Lizzie nodded and looked away. Colin’s stomach hurt.

“You can make a list of supplies and we’ll send Stevenson out this afternoon,” he said instead of further pursuing the topic.

“I’d like to go myself, I rather like such errands.”

“We can go tomorrow morning, if you wish?” Talbot asked, praying that she’d accept his company when she didn’t have to.

“All right,” was all she said.

That afternoon, they went to the poorhouse again.

“Look here, the good-looking lordling is back,” the dirty old woman called out when Talbot entered the consumption ward, and her entire room laughed.

“Call me Talbot,” he offered, feeling an inexplicable fondness for the vulgar woman. “Do you need my assistance with anything?”

“I’m here waiting to die, so if you can do anything to make that less vexing, be my guest,” she said and had another coughing fit.

Droplets of blood were coming out of her mouth with every bout, and her clothing and bedding were already heavily stained by it.

“What are you dying of?” Talbot decided to adopt her way of conversing, seeing as they didn’t exactly have time to tiptoe around matters.

He looked around, saw a chair, and pulled it closer (not too close, for the stench around her was what he imagined a festering gangrene smelled like) to her bed and sat down.
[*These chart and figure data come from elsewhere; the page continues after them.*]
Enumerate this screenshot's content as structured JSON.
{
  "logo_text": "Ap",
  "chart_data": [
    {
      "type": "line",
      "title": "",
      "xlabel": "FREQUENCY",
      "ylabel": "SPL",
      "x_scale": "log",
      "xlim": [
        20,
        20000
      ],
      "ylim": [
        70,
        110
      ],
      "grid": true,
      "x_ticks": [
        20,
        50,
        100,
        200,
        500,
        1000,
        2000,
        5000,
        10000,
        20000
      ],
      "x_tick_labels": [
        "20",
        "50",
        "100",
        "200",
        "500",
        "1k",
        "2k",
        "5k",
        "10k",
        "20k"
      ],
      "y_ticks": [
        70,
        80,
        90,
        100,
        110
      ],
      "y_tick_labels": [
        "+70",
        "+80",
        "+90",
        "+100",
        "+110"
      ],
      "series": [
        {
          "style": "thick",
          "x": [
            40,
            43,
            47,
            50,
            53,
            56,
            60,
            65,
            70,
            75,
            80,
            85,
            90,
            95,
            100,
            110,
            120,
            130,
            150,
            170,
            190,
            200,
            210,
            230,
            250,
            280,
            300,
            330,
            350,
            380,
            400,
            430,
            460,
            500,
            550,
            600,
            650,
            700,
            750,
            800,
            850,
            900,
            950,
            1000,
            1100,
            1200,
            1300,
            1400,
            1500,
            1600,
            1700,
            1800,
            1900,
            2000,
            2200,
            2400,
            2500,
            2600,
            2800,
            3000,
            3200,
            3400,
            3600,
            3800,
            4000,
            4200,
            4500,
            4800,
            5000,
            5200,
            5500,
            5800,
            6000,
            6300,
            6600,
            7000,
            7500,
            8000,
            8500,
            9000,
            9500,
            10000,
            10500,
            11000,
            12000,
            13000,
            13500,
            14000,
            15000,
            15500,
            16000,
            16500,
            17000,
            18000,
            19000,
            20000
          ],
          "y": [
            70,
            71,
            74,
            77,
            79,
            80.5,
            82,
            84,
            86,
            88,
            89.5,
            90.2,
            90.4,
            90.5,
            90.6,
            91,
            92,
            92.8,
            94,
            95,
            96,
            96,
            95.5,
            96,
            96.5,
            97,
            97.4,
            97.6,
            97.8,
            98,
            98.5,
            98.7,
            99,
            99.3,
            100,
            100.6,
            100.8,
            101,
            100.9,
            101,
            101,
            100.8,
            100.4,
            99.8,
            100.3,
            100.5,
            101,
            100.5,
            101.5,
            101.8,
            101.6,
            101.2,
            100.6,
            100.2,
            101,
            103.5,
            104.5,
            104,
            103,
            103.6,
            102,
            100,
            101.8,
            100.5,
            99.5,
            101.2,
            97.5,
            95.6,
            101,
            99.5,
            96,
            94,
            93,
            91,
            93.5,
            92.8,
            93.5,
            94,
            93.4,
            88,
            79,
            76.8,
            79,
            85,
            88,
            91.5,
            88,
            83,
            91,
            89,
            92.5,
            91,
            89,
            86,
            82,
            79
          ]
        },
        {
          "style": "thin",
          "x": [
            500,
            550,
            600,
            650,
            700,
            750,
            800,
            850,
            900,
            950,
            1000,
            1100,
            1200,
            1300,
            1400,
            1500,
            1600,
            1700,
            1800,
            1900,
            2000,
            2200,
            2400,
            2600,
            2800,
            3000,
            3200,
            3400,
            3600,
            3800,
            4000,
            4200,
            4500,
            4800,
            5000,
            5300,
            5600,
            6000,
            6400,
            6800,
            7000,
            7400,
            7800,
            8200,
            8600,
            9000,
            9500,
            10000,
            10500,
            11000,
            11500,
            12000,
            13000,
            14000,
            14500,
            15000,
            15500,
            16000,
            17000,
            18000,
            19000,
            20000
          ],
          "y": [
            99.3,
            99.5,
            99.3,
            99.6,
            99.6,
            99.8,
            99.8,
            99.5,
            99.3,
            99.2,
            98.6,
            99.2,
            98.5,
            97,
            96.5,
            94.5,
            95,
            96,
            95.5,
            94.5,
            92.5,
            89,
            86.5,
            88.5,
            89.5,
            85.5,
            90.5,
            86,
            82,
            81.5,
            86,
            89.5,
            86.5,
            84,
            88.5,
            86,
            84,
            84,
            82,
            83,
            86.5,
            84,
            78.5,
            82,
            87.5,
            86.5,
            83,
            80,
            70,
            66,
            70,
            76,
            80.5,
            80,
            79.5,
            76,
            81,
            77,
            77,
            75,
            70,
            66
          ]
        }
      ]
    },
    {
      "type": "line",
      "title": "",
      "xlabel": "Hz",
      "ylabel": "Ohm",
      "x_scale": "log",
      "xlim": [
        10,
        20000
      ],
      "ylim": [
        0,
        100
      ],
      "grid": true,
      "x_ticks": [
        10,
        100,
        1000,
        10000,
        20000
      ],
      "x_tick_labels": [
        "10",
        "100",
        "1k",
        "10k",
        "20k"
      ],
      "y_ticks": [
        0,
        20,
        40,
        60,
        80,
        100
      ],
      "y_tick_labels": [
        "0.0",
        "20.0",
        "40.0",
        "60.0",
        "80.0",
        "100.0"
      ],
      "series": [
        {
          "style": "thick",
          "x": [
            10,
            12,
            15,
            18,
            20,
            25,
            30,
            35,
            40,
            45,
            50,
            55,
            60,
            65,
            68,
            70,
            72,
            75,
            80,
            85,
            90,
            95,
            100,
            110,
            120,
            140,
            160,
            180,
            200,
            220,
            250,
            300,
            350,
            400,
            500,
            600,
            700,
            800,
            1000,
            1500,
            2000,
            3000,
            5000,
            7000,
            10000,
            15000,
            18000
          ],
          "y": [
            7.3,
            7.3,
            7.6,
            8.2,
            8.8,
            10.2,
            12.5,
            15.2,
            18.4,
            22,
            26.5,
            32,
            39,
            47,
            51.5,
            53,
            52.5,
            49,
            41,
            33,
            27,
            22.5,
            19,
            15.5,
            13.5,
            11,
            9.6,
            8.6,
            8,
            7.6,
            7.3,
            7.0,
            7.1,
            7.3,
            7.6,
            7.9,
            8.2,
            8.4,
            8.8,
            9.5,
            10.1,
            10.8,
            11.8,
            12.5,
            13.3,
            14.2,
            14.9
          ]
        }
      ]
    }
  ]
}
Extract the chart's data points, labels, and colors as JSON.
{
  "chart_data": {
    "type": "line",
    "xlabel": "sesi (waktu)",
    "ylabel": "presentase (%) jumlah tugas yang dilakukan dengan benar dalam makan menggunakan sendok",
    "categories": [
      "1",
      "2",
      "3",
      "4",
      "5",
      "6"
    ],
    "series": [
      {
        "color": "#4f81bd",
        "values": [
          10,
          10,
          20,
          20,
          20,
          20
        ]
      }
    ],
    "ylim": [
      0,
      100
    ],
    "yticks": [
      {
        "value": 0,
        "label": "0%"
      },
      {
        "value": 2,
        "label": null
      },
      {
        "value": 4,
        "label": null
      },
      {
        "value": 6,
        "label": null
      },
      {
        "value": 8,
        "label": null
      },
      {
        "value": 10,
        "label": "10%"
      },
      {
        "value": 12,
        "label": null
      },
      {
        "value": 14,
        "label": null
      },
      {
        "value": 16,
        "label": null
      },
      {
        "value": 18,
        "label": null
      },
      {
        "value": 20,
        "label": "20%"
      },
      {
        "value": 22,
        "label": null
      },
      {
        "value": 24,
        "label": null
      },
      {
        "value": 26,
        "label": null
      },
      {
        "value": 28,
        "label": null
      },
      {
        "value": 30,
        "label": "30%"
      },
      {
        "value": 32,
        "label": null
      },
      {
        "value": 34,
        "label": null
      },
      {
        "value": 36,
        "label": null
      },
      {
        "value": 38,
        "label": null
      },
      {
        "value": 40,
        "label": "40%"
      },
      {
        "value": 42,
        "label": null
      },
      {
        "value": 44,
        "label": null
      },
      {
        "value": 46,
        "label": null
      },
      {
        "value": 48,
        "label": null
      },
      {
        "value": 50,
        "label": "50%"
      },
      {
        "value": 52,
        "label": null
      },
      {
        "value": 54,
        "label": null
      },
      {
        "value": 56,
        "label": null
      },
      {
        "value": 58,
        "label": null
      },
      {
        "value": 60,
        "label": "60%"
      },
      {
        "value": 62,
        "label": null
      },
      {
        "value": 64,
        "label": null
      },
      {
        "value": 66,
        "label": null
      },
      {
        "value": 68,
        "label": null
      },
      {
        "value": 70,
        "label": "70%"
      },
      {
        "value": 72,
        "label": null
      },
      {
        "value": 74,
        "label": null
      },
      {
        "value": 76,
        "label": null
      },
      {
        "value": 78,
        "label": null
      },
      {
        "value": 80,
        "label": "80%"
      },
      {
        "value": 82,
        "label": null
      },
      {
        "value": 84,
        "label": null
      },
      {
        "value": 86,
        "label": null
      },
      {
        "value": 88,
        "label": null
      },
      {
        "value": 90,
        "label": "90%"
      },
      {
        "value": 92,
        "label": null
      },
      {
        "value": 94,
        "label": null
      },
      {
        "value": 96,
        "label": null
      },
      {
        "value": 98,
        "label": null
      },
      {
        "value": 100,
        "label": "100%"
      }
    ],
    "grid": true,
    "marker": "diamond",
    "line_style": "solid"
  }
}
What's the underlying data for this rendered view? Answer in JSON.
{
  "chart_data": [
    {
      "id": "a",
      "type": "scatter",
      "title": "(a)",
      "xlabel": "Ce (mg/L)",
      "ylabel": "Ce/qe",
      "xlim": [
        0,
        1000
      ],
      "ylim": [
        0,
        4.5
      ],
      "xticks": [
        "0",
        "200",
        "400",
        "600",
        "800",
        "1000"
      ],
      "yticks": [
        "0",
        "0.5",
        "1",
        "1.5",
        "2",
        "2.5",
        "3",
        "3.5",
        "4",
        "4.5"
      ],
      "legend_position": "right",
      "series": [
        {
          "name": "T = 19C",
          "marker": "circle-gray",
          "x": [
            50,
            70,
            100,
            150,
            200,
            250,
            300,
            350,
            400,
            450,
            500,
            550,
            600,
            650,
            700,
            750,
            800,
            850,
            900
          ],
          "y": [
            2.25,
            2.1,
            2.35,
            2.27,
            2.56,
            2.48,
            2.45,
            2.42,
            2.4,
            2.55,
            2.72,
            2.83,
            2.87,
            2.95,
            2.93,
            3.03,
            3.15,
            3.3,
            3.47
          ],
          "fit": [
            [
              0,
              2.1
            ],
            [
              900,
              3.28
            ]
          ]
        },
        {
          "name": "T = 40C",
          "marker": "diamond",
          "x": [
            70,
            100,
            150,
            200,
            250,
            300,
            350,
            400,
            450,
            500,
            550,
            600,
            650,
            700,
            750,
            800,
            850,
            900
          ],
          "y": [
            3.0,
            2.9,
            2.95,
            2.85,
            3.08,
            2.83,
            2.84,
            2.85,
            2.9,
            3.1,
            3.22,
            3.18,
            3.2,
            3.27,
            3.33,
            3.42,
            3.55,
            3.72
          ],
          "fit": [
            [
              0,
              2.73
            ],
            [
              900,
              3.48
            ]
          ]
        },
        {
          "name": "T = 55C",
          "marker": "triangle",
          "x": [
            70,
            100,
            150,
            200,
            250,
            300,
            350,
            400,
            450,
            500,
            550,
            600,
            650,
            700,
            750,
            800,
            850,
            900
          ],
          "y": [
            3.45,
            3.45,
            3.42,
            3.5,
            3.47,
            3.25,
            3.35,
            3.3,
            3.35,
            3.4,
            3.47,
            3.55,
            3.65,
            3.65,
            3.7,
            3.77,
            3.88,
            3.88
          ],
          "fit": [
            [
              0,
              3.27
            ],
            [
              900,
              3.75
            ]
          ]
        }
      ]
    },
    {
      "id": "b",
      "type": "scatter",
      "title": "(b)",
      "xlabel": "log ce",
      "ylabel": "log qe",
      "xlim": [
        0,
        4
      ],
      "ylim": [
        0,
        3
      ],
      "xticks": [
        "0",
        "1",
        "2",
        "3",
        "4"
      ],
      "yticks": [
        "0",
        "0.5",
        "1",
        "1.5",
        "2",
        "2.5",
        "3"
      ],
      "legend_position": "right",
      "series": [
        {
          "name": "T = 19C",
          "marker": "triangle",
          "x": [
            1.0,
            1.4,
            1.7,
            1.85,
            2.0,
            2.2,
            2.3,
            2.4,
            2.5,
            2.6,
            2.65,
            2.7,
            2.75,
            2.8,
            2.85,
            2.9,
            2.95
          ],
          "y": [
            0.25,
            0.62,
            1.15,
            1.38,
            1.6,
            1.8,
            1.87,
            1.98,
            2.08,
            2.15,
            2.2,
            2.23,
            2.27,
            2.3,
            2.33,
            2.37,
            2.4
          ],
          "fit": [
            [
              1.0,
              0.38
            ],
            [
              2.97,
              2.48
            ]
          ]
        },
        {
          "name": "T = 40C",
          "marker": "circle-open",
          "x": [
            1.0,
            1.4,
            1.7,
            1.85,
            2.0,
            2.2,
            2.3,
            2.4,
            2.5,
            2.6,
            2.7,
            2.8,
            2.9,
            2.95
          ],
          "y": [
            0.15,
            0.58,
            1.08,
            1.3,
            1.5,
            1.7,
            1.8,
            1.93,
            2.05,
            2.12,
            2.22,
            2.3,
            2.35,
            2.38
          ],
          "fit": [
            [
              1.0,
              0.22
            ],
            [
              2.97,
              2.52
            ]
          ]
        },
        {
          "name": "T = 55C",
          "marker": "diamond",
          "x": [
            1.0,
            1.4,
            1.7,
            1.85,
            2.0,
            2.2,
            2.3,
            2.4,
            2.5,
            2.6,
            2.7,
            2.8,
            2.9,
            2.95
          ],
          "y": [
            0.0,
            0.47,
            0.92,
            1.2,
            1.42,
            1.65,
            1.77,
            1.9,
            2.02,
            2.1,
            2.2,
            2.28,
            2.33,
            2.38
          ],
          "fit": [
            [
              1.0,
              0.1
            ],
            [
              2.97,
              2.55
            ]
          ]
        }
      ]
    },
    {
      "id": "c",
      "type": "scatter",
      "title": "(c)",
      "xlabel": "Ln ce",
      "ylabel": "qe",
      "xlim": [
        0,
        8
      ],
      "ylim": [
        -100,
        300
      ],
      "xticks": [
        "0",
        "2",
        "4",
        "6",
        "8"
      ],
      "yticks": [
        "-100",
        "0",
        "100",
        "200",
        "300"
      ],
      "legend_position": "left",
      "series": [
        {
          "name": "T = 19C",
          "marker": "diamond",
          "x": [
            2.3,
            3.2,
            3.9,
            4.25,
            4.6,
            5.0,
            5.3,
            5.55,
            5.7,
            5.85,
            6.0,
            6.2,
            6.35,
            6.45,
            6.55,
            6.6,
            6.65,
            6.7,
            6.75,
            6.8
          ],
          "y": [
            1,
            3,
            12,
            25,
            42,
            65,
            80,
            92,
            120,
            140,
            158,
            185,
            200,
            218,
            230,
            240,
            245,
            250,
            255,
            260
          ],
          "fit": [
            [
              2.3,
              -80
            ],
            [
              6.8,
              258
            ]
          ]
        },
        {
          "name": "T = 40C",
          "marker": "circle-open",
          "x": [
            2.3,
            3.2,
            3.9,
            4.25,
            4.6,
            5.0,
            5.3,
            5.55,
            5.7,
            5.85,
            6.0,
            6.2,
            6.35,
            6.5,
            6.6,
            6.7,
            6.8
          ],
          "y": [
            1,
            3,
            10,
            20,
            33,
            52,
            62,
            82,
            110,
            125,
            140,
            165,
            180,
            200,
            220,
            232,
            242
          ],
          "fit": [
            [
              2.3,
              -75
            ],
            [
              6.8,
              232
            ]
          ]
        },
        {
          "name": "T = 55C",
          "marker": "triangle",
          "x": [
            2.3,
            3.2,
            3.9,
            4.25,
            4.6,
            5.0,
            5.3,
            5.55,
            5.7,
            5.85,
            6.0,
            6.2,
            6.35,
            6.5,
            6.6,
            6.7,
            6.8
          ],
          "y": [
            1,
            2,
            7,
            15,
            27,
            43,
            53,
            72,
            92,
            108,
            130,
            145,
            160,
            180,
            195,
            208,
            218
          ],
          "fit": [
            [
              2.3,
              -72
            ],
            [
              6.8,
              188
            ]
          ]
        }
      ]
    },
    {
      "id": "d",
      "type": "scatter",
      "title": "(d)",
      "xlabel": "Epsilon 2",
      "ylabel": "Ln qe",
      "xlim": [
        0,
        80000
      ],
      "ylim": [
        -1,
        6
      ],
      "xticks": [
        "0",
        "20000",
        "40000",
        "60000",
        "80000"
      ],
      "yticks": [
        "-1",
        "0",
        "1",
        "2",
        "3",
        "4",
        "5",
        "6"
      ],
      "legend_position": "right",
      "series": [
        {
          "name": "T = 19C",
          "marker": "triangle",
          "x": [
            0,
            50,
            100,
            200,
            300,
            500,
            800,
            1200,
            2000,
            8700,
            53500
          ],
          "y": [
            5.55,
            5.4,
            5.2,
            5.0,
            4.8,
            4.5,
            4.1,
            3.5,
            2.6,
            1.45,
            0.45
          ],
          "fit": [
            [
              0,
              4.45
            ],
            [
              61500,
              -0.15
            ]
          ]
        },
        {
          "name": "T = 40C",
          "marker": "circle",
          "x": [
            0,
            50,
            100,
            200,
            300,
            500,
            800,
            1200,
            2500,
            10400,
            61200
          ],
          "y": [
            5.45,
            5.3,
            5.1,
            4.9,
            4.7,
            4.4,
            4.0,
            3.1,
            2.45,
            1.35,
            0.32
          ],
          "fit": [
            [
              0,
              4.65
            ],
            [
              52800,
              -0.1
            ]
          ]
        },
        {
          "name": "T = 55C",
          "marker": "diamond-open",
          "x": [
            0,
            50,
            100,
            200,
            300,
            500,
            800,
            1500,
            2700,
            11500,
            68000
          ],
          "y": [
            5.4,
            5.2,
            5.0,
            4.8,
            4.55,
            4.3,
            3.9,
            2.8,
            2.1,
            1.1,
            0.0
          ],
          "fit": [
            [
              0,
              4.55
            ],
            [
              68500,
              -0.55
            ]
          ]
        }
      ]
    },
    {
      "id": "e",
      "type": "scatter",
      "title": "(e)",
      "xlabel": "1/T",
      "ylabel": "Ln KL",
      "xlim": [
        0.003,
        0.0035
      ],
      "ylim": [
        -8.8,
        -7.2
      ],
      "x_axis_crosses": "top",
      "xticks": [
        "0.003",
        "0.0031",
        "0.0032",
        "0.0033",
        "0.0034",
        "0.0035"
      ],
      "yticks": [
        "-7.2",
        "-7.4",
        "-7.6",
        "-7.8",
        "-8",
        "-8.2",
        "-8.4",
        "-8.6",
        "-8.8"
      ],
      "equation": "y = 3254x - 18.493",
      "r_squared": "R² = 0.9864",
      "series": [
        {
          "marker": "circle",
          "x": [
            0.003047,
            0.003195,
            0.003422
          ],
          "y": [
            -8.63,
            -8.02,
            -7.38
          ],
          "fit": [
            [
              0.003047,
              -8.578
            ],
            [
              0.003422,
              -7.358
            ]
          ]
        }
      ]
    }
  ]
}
“The Doctor with the young wife told me I have a cold in my lungs.”

Talbot had personally witnessed Hettie address the Doctor by his name and was amused by how she described him now.

“Would you like me to read to you?” Talbot suggested, and Hettie eyed him with suspicion.

“Depends, what do you plan on reading? The Bible?”

“No, I bought some chapbooks from a salesman downstairs. Let us see,” he said as he pulled the poorly-made, thin booklets out of his waistcoat pocket. “We have a historical story, a ballad about love, and a story about devotion and morality, which, judging from your expression when you mentioned the Bible, I doubt you’ll be interested in.”

He was almost sorry that he’d made her laugh again when she started choking on another cough in the middle of it.

“I like you, Talbot. Let’s hear the historical story.”

Hettie’s entire body transformed as she listened to Talbot, who did his best to enact the different characters and voices, since he’d noticed that everyone else in the room had grown quiet and was listening as well.

When he finished, he looked up at her, and she looked like a young child who had been transported to a magical world through the power of storytelling. Her gaze was bright, and her shoulders relaxed. Her right hand was stroking her left, like she was comforting herself.

“Shall I bring more next week?” He asked in a conversational tone, pretending like nothing extraordinary was happening.

“Yes, please,” Hettie said with a meek nod.

“I need to talk to you about the smell,” he told Cooper as they were exiting the building later.

“I cannot do anything about that, Talbot,” the other man said defensively.

“I wasn’t asking you to.Iwant to do something,” Talbot said haughtily. “I want to pay workers to transport the tubs, and washerwomen to heat the water, and maids and manservants to assist the paupers in the consumption ward on Wednesday mornings. I’ll have my valet find a way to get them clean clothes and bed linen as well,” he mused.